Когда отец помог мне взобраться в седло – в таком платье сделать это самостоятельно я точно не сумела бы, – я выхватила из череды лиц вокруг те, что были мне знакомы лучше других. Вот Эмили промокает глаза платком, вот Элизабет, уже вполне оправившаяся от нападения вампира, смотрит на меня с непривычной мягкостью: она ещё два дня назад нежданно пожаловала в Грейфилд, чтобы поблагодарить меня за попытку спасения её скромной персоны из вампирских лап. Вот лицо Рэйчел – печальное, и мистера Хэтчера – спокойное. Гэбриэла, конечно, нет: отец вопреки всем матушкиным протестам выслал ему приглашение – счёл, что это самая скромная благодарность, которую можно выказать человеку, дважды спасшему жизнь одной из невест, – но я знала, что если он и появится, то значительно позже. А вот непроницаемый лик лорда Чейнза: граф снова в чёрном, и ветер слегка треплет его тёмные, посеребренные сединой кудри. Лорд Чейнз никогда не приглаживал волосы помадой, позволяя им свободно ниспадать до плеч. Насколько я знала, маги редко стригли волосы и не забирали в хвост… по крайней мере, на публике. Своеобразный знак, по которому можно было отличить тех, кто одарён магической печатью, от простых смертных.
Довольны ли вы, милорд? Довольны тем, что всё идёт, как вы и планировали, и я всё же спасаю вашего сына – ценой той свободы и того брака по любви, о которых вы некогда отзывались с таким пренебрежением? Впрочем, вы ведь не можете знать, чем я пожертвовала ради того, чтобы быть сейчас здесь.

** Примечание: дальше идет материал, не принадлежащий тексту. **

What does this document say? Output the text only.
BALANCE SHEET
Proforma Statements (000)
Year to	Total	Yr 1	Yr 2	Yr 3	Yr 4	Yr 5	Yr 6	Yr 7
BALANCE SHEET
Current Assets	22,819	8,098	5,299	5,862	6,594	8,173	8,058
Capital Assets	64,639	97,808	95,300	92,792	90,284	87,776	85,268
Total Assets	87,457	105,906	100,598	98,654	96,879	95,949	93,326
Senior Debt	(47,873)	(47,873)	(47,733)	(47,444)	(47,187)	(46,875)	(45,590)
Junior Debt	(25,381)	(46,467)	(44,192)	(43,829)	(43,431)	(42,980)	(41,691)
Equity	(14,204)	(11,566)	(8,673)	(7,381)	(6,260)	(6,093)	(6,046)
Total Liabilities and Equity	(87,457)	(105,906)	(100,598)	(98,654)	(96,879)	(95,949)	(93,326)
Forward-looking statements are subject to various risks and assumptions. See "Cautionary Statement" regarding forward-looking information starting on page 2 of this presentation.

«И с злобною улыбкой на рыбок он смотрел»…
Почему в моей голове снова крутится Шуберт?
– И последнее испытание предстоит преодолеть вам, – повернувшись к будущим зятьям, произнёс отец со столь тщательно отмеренным пафосом, что я могла бы подумать, будто он долго репетировал эту фразу. – Коль сумеете догнать тех, за кем явились, поведёте их к алтарю.
Я сорвала Ветра с места, не дожидаясь официального позволения, должного последовать за этими словами. Просто потому, что вдруг осознала, насколько мне это необходимо: снова почувствовать ветер на лице.